Já as democracias que refere, são formalmente democracias, mas muitos ocidentais não as identificariam como tal devido à subordinação que estas sofrem perante a autoridade, tradição, hierarquia e honra. O Japão então é uma democracia forçada … imposta por americanos e desmilitarizada no pós-guerra depois de terem recebido 2 bombas atómicas. É bem possível que, se o poder hegemónico oriental dos grandes números chineses se consumar como as perspectivas indicam, eles livrar-se-ão rapidamente da actual formalidade democrática.
“Conservative parties—the two most important of which merged to form the Liberal-Democratic Party in 1955—were dominated by personalities rather than by ideology and dogma; and personal loyalties to leaders of factions within the party, rather than commitment to policy, determined the allegiance of conservative members of the Diet.
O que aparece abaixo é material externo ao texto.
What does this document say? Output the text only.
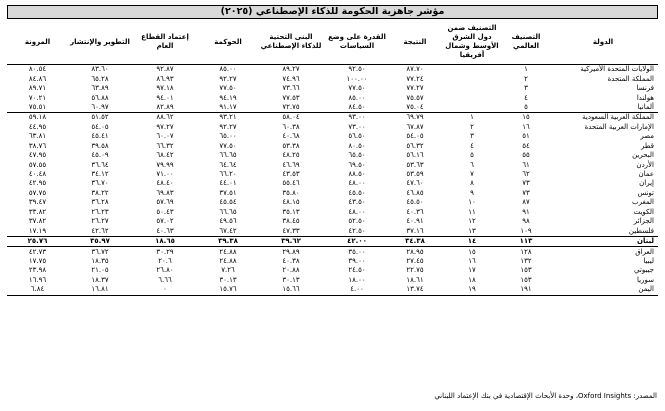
مؤشر جاهزية الحكومة للذكاء الإصطناعي (٢٠٢٥)
الدولة	التصنيف العالمي	التصنيف ضمن دول الشرق الأوسط وشمال أفريقيا	النتيجة	القدرة على وضع السياسات	البنى التحتية للذكاء الإصطناعي	الحوكمة	إعتماد القطاع العام	التطوير والإنتشار	المرونة
الولايات المتحدة الأميركية	١		٨٧.٧٠	٩٢.٥٠	٨٩.٢٧	٨٥.٠٠	٩٢.٨٧	٨٣.٦٠	٨٠.٥٤
المملكة المتحدة	٢		٧٧.٢٤	١٠٠.٠٠	٧٤.٩٦	٩٢.٢٧	٨٦.٩٣	٦٥.٢٨	٨٤.٨٦
فرنسا	٣		٧٧.٢٧	٧٧.٥٠	٧٣.٦٦	٧٧.٥٠	٩٧.١٨	٦٣.٨٩	٨٩.٧١
هولندا	٤		٧٥.٥٧	٨٥.٠٠	٧٧.٥٣	٩٤.١٩	٩٤.٠١	٥٦.٨٨	٧٠.٢١
ألمانيا	٥		٧٥.٠٤	٨٤.٥٠	٧٢.٧٥	٩١.١٧	٨٢.٨٩	٦٠.٩٧	٧٥.٥١
المملكة العربية السعودية	١٥	١	٦٩.٧٩	٩٣.٠٠	٥٨.٠٤	٩٣.٢١	٨٨.٦٢	٥١.٥٢	٥٩.١٨
الإمارات العربية المتحدة	١٦	٢	٦٧.٨٧	٧٣.٠٠	٦٠.٣٨	٩٢.٢٧	٩٧.٢٧	٥٤.٠٥	٤٤.٩٥
مصر	٥١	٣	٥٤.٠٥	٥٦.٥٠	٤٠.٦٨	٦٥.٠٠	٦٠.٠٧	٤٥.٤١	٦٣.٨١
قطر	٥٤	٤	٥٦.٣٢	٨٠.٥٠	٥٣.٣٨	٧٧.٥٠	٦٦.٣٢	٣٩.٥٨	٣٨.٧٦
البحرين	٥٥	٥	٥٦.١٦	٦٥.٥٠	٤٨.٢٥	٦٦.٦٥	٦٨.٤٢	٤٥.٠٩	٤٧.٩٥
الأردن	٦١	٦	٥٣.٦٣	٦٩.٥٠	٤٦.٦٩	٦٤.٦٤	٧٩.٩٩	٣٦.٦٤	٥٧.٥٥
عمان	٦٢	٧	٥٣.٥٩	٨٨.٥٠	٤٣.٥٣	٦٦.٢٠	٧١.٠٠	٣٤.١٢	٤٠.٤٨
إيران	٧٣	٨	٤٧.٦٠	٤٨.٠٠	٥٥.٤٦	٤٤.٠١	٤٨.٤٠	٣٦.٧٠	٤٢.٩٥
تونس	٧٣	٩	٤٦.٨٥	٤٥.٥٠	٣٥.٨٠	٣٧.٥١	٦٩.٨٣	٣٨.٢٢	٥٧.٧٥
المغرب	٨٧	١٠	٤٥.٥٠	٤٣.٥٠	٤٨.١٥	٤٥.٥٤	٥٧.٦٩	٣٦.٢٨	٣٩.٤٧
الكويت	٩١	١١	٤٠.٣٦	٤٨.٠٠	٣٥.١٣	٦٦.٦٥	٥٠.٤٣	٢٦.٢٣	٣٣.٨٢
الجزائر	٩٨	١٢	٤٠.٩١	٥٢.٥٠	٣٨.٤٥	٤٩.٥٦	٥٧.٠٢	٢٦.٢٧	٣٧.٨٢
فلسطين	١٠٩	١٣	٣٧.١٦	٤٢.٥٠	٤٧.٣٣	٦٧.٤٢	٤٠.٦٣	٤٢.٦٢	١٧.١٩
لبنان	١١٣	١٤	٣٤.٣٨	٤٢.٠٠	٣٩.٦٢	٣٩.٣٨	١٨.٦٥	٣٥.٩٧	٢٥.٧٦
العراق	١٢٨	١٥	٢٨.٩٥	٣٥.٠٠	٢٩.٨٩	٢٤.٨٨	٣٠.٢٩	٣٦.٧٢	٤٢.٧٣
ليبيا	١٣٢	١٦	٢٧.٤٥	٣٩.٠٠	٤٠.٣٨	٢٤.٨٨	٢٠.٦	١٨.٣٥	١٧.٧٥
جيبوتي	١٥٣	١٧	٢٢.٧٥	٢٤.٥٠	٢٠.٨٨	٧.٢٦	٢٦.٨٠	٢١.٠٥	٢٣.٩٨
سوريا	١٥٣	١٨	١٨.٦١	١٨.٠٠	٣٠.١٣	٣٠.١٣	٦.٦٦	١٨.٣٧	١٦.٩٦
اليمن	١٩١	١٩	١٣.٧٤	٤.٠٠	١٥.٦٦	١٥.٧٦	٠	١٦.٨١	٦.٨٤
المصدر: Oxford Insights، وحدة الأبحاث الإقتصادية في بنك الإعتماد اللبناني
As one American scholar, Nathaniel B. Thayer, described them, the factions have adopted the social values, customs, and relationships of an older Japan.…The old concepts of loyalty, hierarchy, and duty hold sway in them. And the Dietman (or any other Japanese) feels very comfortable when he steps into this world.”
Filipe Faria,
Eu não digo que a genética não tenha importância. Agora há certamente outros factores a contribuir para a criatividade dos indivíduos e dos agrupamentos humanos. E por isso dei aquele exemplo da China do passado. E não me parece que um dado traço genético presente numa população possa desaparecer no espaço de meia dúzia séculos e, ainda para mais, por acção do Estado.
A mim parece-me que, nestes casos, há uma interpenetração de causas atribuídas ao meio, em sentido lato, e à genética. E, em matéria de ciência, nem smepre é fácil isolar as causas.
É verdade que a democracia veio/foi imposta do exterior, no caso do Japão e de outros países da Ásia do Leste. No entanto, parece-me exagerado dizer que se trata de democracias formais. A meu ver, têm os atributos essenciais da democracia: liberdade de criação de partidos políticos e eleições livres por sufrágio universal. Mas a minha definição de democracia é minimalista.